The PC-Four have a long history trying to get the PC to recognize the workers union so that they can bargain for their rights and fair wages. The workers who clean the rooms, make the meals and run the hotel only get Rs. 7800 per month for nine hour shifts each day–after they’ve been working there for at least 14 years. A one night stay at the PC costs Rs. 20,000. The Pearl Continental Hotel Workers Union is already recognized by the courts, but the PC management refuses to accept the union or come to the negotiating table. The union, which is recognized by the workers of the PC as their bargaining unit, has issued two Charter of Demands, the standard list of workers demands which unions issue every two years to the employer as a starting point for negotiations.
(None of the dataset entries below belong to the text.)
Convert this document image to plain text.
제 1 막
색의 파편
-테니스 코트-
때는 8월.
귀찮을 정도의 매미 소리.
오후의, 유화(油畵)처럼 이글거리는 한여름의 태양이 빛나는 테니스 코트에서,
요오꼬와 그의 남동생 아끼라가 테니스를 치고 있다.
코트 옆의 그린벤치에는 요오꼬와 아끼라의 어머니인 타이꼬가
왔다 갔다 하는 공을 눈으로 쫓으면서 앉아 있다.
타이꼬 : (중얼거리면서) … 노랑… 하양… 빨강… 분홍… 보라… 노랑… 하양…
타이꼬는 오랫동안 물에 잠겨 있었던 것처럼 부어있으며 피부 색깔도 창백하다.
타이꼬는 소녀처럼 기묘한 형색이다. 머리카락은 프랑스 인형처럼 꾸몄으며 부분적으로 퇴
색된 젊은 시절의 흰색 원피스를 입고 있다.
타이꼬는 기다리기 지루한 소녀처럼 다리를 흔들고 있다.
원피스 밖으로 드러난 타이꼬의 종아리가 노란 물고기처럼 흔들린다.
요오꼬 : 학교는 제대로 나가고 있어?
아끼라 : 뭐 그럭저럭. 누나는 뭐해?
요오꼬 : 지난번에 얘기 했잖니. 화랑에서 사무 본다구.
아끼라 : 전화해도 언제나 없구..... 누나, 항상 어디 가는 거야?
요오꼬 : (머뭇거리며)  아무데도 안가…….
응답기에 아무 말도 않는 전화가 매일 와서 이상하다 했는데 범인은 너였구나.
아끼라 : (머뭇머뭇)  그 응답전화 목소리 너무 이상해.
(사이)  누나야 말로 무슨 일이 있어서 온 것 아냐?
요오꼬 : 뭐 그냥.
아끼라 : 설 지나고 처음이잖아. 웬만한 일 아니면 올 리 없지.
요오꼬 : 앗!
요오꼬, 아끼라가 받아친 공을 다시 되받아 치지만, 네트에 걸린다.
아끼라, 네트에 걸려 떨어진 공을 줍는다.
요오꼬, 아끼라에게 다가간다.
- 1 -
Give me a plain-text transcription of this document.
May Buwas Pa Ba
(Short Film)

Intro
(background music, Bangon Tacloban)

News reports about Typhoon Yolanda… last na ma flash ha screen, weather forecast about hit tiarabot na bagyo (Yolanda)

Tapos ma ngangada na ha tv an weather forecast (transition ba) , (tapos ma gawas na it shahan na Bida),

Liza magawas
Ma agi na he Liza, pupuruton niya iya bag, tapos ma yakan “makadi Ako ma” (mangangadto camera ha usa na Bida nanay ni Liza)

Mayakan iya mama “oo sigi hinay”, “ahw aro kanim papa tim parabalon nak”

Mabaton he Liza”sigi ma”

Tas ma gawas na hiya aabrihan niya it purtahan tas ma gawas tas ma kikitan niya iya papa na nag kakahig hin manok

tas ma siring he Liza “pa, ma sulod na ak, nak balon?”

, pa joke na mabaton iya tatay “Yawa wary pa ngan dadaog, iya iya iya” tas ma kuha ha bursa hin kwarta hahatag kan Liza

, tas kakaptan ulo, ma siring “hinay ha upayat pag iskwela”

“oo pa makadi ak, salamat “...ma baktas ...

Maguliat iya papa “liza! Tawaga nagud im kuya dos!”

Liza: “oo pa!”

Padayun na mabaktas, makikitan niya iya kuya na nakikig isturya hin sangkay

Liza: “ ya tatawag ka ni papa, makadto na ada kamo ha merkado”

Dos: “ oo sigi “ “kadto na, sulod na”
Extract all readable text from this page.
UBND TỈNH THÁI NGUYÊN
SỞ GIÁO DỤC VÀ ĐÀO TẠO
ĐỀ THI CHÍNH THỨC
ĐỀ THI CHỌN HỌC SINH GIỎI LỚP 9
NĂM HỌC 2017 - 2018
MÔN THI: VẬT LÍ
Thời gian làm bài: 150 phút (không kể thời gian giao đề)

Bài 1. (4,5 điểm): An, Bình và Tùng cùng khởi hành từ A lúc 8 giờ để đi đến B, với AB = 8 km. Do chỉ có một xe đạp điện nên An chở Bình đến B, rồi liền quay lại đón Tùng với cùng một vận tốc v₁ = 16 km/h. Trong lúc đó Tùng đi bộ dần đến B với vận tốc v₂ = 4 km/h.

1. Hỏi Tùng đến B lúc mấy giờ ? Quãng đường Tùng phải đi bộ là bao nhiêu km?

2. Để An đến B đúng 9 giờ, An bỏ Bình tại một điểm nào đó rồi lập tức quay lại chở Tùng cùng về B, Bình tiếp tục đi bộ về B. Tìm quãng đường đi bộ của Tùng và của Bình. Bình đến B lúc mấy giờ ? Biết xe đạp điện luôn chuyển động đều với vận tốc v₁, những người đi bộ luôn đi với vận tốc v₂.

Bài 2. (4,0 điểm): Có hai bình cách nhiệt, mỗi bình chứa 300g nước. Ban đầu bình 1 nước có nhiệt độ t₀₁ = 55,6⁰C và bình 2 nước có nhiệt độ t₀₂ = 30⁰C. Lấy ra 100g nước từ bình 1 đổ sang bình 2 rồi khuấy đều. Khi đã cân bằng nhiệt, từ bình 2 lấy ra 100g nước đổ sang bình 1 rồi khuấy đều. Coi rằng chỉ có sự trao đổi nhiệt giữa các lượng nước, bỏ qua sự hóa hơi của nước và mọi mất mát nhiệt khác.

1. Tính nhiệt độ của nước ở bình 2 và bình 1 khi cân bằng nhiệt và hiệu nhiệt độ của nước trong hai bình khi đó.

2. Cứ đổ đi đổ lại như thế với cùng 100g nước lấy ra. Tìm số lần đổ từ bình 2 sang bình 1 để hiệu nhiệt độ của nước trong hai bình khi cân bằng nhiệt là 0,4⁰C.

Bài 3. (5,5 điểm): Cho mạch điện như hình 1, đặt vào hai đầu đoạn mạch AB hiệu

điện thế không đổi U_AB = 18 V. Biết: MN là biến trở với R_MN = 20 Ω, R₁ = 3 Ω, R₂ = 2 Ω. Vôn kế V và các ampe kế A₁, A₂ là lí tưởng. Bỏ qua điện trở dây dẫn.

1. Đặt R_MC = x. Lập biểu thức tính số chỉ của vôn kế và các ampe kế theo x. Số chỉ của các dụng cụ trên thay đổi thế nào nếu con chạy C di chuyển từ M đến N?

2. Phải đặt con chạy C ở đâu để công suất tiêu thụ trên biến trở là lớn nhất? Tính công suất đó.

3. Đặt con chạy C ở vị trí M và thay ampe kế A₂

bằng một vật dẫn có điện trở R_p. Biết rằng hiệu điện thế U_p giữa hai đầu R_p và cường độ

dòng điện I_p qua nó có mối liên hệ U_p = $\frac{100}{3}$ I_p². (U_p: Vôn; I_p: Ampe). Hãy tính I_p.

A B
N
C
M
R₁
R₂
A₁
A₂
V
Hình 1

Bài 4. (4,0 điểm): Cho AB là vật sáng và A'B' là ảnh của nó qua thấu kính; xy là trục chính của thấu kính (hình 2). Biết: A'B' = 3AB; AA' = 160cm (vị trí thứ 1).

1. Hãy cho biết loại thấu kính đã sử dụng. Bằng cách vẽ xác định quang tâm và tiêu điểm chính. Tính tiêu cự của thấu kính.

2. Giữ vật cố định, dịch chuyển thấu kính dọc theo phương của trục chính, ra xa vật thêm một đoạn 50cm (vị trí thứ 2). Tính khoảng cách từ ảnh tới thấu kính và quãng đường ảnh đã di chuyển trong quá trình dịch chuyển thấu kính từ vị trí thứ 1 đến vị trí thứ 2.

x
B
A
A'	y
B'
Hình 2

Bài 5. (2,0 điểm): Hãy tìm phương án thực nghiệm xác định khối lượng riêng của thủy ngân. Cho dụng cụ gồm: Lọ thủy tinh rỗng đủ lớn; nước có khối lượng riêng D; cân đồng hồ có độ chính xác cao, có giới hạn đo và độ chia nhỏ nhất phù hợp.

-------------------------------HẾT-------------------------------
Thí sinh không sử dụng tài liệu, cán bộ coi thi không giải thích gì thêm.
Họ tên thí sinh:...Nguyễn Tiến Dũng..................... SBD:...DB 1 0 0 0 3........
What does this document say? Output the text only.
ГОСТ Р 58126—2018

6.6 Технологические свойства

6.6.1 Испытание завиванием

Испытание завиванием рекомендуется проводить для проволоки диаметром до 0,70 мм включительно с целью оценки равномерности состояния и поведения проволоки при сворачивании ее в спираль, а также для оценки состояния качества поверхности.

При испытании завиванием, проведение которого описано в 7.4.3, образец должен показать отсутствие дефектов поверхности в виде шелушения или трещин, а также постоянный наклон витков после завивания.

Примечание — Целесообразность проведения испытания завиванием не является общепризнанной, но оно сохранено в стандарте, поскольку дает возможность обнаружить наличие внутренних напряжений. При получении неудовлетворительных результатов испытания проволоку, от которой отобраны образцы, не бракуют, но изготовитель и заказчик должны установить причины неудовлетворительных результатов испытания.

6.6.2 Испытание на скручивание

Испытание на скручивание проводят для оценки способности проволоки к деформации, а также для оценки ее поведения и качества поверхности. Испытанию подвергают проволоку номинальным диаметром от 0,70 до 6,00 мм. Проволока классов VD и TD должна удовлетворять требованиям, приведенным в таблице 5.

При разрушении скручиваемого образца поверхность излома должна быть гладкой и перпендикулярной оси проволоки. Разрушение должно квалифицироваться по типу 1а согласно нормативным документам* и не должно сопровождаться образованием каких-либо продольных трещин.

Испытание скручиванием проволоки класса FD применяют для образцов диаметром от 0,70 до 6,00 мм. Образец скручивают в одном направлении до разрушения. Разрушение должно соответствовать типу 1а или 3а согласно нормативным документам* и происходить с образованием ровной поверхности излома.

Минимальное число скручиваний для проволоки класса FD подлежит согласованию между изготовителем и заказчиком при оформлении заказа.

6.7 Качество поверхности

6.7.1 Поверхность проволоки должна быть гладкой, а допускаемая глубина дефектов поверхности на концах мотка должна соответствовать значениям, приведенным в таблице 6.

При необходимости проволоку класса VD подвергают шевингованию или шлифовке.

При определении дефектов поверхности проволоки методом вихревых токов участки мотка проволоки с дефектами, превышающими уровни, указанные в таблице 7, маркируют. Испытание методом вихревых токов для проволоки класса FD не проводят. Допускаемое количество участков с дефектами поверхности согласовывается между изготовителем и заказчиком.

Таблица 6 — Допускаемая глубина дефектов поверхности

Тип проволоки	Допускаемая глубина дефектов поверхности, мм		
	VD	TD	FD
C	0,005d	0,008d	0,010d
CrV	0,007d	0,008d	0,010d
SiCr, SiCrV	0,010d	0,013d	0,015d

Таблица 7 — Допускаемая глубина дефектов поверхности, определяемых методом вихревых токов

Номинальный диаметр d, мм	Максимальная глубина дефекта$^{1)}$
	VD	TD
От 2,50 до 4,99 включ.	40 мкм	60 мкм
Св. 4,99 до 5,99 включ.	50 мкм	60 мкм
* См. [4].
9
Both the 2004 and the 2006 Charter of Demands were never resolved as the PC failed to come to the negotiating table. Instead, the management of the PC constantly harassed the workers trying to terrorize them into rejecting their own union.

Why are the PC management’s actions illegal?

Pakistan’s labor law says that while negotiations about union demands are ongoing, the employer is NOT allowed to transfer or fire workers. All four workers are activists of a legally recognized union, the Pearl Continental Hotel Workers Union. The PC has chosen not to recognize the union and refuses to bargain or come to the negotiating table.

What evidence is there that the PC is violating workers’ rights and union-busting?

PC’s anti-union rampages have even been the subject of an investigation by the UN’s International Labour Organization (ILO). The investigation concluded that “grave violations of union rights had been committed by the hotel management and local authorities.” ILO requested the government to fully investigate the detention and take other actions. The NGO, PILER, the International Food Union and the Labor Party of Pakistan (LPP) have all supported the workers.

The current Human Resources Director at the PC is a retired Major Zia Jan who came to the PC after busting a union at the Karachi Electric Supply Company (KESC). Major Zia recently told the striking workers that they ought to be ashamed of themselves for fighting the PC.

Who are the PC-Four?

Mohammad Noor, President of the PC Hotel Workers Union
Job at PC: Storekeeper since 1987
He has a family with 4 children to support.

Shah Nawaz, Vice President of the PC Hotel Workers Union
Job at PC: Houseman for 20 + years
He has a family with 5 children to support.

Rao Mohammad Ashfaq, union activist of the PC Hotel Workers Union
Job at PC: Store cleaner for 21  years
He has a family with 4 children to support.

Ubaid ur-Rehman, union activist of the PC Hotel Workers Union
Job at PC: Waiter for 20 years
He has a family with 3 children to support.